The intervention by arguably the most influential businessman in the hospitality industry will pile pressure on the Prime Minister to ease two-metre social distancing rules and follow countries such as France, Spain, Italy and Germany in allowing restaurants and pubs to reopen with less onerous restrictions.

Calling for urgent action to avert the looming jobs crisis, Caring said: “I don’t think people can see it yet, but everyone in hospitality is beginning to realise they will have to make heavy cuts. This volcano, unless we wake up to it now, it’s going to be horrendous. It’s just going to explode, spewing out unemployed people. The pain and suffering it is going to cause is horrific.

“There are estimates saying we could have up to five million unemployed. It’s not going to be five million – it’s going to be more. I don’t think we’ve seen anything yet. The Government is killing the country right now and the hospitality industry is the frontline disaster.”

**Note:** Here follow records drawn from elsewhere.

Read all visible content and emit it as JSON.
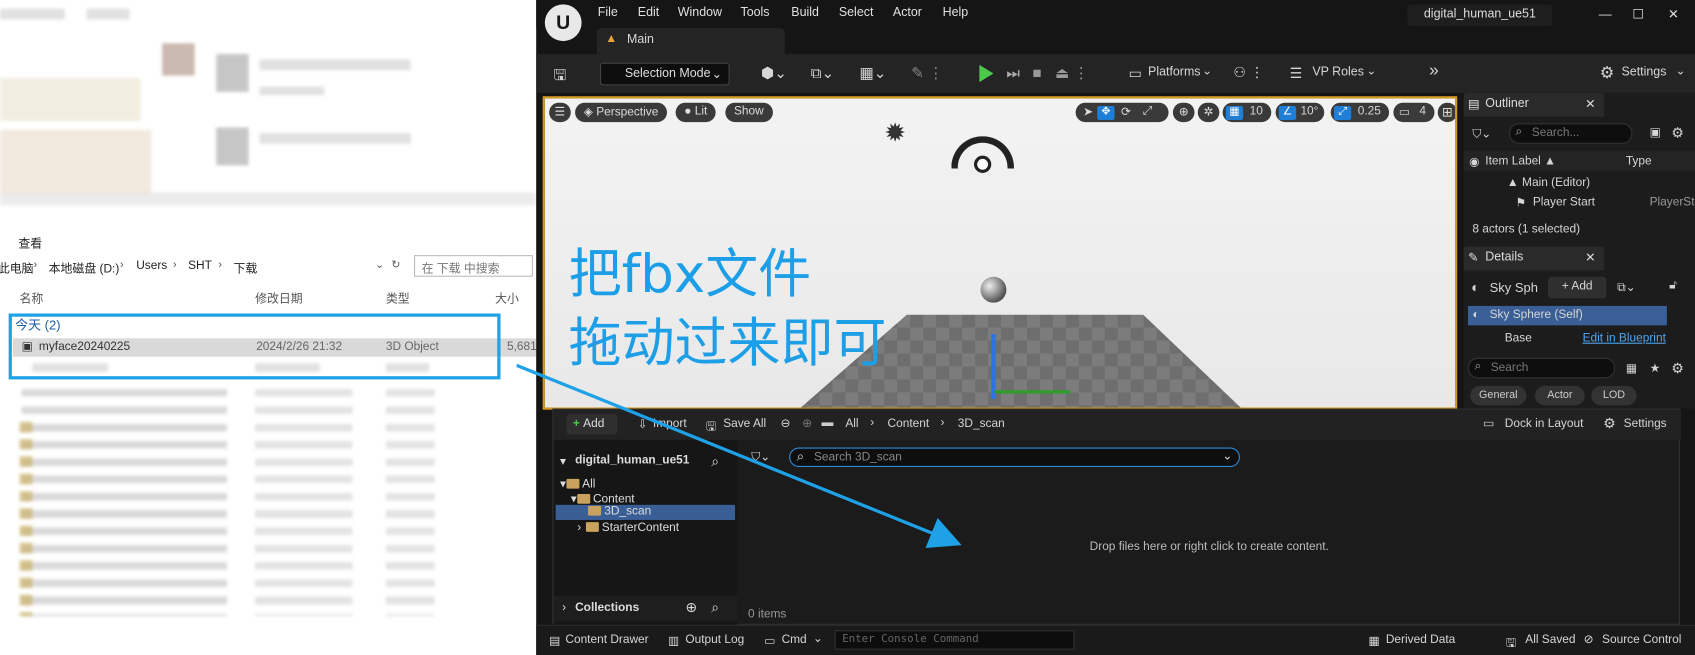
{
  "explorer": {
    "menu_view": "查看",
    "breadcrumb": [
      "此电脑",
      "本地磁盘 (D:)",
      "Users",
      "SHT",
      "下载"
    ],
    "search_placeholder": "在 下载 中搜索",
    "columns": [
      "名称",
      "修改日期",
      "类型",
      "大小"
    ],
    "group_label": "今天 (2)",
    "selected_file": {
      "name": "myface20240225",
      "date": "2024/2/26 21:32",
      "type": "3D Object",
      "size": "5,681"
    }
  },
  "annotation_text": [
    "把fbx文件",
    "拖动过来即可"
  ],
  "ue": {
    "menu": [
      "File",
      "Edit",
      "Window",
      "Tools",
      "Build",
      "Select",
      "Actor",
      "Help"
    ],
    "project_name": "digital_human_ue51",
    "main_tab": "Main",
    "toolbar": {
      "selection_mode": "Selection Mode",
      "platforms": "Platforms",
      "vp_roles": "VP Roles",
      "settings": "Settings"
    },
    "viewport": {
      "perspective": "Perspective",
      "lit": "Lit",
      "show": "Show",
      "grid": "10",
      "angle": "10°",
      "scale": "0.25",
      "camera_speed": "4"
    },
    "outliner": {
      "title": "Outliner",
      "search_placeholder": "Search...",
      "col_label": "Item Label ▲",
      "col_type": "Type",
      "rows": [
        {
          "label": "Main (Editor)",
          "type": ""
        },
        {
          "label": "Player Start",
          "type": "PlayerSta"
        }
      ],
      "status": "8 actors (1 selected)"
    },
    "details": {
      "title": "Details",
      "actor": "Sky Sph",
      "add": "+ Add",
      "self_row": "Sky Sphere (Self)",
      "base": "Base",
      "edit_bp": "Edit in Blueprint",
      "search_placeholder": "Search",
      "filters": [
        "General",
        "Actor",
        "LOD"
      ]
    },
    "content_browser": {
      "add": "Add",
      "import": "Import",
      "save_all": "Save All",
      "path": [
        "All",
        "Content",
        "3D_scan"
      ],
      "dock": "Dock in Layout",
      "settings": "Settings",
      "project": "digital_human_ue51",
      "tree": [
        "All",
        "Content",
        "3D_scan",
        "StarterContent"
      ],
      "search_placeholder": "Search 3D_scan",
      "drop_hint": "Drop files here or right click to create content.",
      "collections": "Collections",
      "item_count": "0 items"
    },
    "statusbar": {
      "content_drawer": "Content Drawer",
      "output_log": "Output Log",
      "cmd": "Cmd",
      "console_placeholder": "Enter Console Command",
      "derived_data": "Derived Data",
      "all_saved": "All Saved",
      "source_control": "Source Control"
    }
  },
  "colors": {
    "annotation": "#1d9fe8",
    "selection_outline": "#d79a1e",
    "ue_bg": "#151515",
    "play_green": "#4cc84c"
  }
}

Boris Johnson has launched a review of the two-metre rule and indicated that hospitality businesses might be allowed to reopen on 4 July. But he has given no concrete assurances and speculation is rife that the PM wants to keep social distancing at two metres until September, when schoolchildren are scheduled to return to classrooms.

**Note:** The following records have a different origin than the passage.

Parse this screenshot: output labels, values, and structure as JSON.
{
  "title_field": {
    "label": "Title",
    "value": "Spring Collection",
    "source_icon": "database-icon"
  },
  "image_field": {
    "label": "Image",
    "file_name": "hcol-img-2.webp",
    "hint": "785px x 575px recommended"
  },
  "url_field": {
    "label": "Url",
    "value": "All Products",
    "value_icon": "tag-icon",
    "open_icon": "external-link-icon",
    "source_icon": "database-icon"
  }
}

Caring believes the Government has failed to grasp the scale of the looming unemployment crisis. Alongside the two million hospitality layoffs, Caring estimates that 25% of those on furlough in other industries will eventually lose their jobs.

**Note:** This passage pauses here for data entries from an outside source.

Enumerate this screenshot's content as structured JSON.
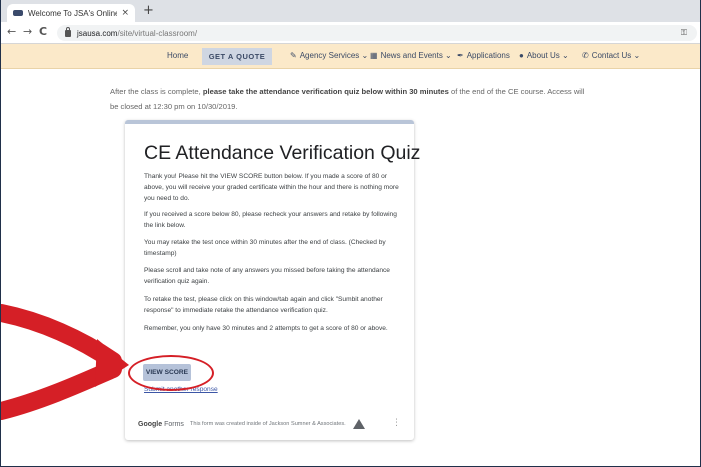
{
  "browser": {
    "tab_title": "Welcome To JSA's Online CE – Ja",
    "tab_close": "×",
    "new_tab": "+",
    "back": "←",
    "forward": "→",
    "reload": "C",
    "url_host": "jsausa.com",
    "url_path": "/site/virtual-classroom/"
  },
  "site_nav": {
    "home": "Home",
    "get_quote": "GET A QUOTE",
    "agency_services": "Agency Services ⌄",
    "news_events": "News and Events ⌄",
    "applications": "Applications",
    "about_us": "About Us ⌄",
    "contact_us": "Contact Us ⌄"
  },
  "intro": {
    "before": "After the class is complete, ",
    "bold": "please take the attendance verification quiz below within 30 minutes",
    "after": " of the end of the CE course. Access will be closed at 12:30 pm on 10/30/2019."
  },
  "form": {
    "title": "CE Attendance Verification Quiz",
    "paragraphs": [
      "Thank you! Please hit the VIEW SCORE button below. If you made a score of 80 or above, you will receive your graded certificate within the hour and there is nothing more you need to do.",
      "If you received a score below 80, please recheck your answers and retake by following the link below.",
      "You may retake the test once within 30 minutes after the end of class. (Checked by timestamp)",
      "Please scroll and take note of any answers you missed before taking the attendance verification quiz again.",
      "To retake the test, please click on this window/tab again and click \"Sumbit another response\" to immediate retake the attendance verification quiz.",
      "Remember, you only have 30 minutes and 2 attempts to get a score of 80 or above."
    ],
    "view_score": "VIEW SCORE",
    "submit_another": "Submit another response",
    "google": "Google",
    "forms": "Forms",
    "footer_note": "This form was created inside of Jackson Sumner & Associates.",
    "more": "⋮"
  },
  "colors": {
    "nav_bg": "#fbe9c9",
    "button_bg": "#b5c2d9",
    "annotation": "#d51f26"
  }
}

He predicts that the cull will push the overall jobless figure for Britain to an astonishing seven million people – equal to about one in five of the working-age population. “The clock is ticking and when furlough ends, that will be it for a lot of businesses,” he said. “Businesses that were not strong in December 2019 will not survive. I think the country is going to wake up to this terrible shock.”

In Europe, Germany, Belgium, Greece, Italy, the Netherlands and Portugal have all allowed restaurants to open with 1.5 metres social distancing. Meanwhile, France, Austria, Denmark, Norway, China, Hong Kong, Lithuania and Singapore require only one metre. Guidelines issued by the World Health Organisation also recommend keeping a distance of one metre.

“If they can do it elsewhere, why not here? I get so many calls from people saying when are you going to open the restaurants," said Caring. "My answer is I can’t – there are no regulations, there are no rules, there is no information. We don’t know if we need glass screens between tables. Is it two metres without screens? One and a half with screens? We don’t know.

"We’re just told it’s under review, under review, under review.”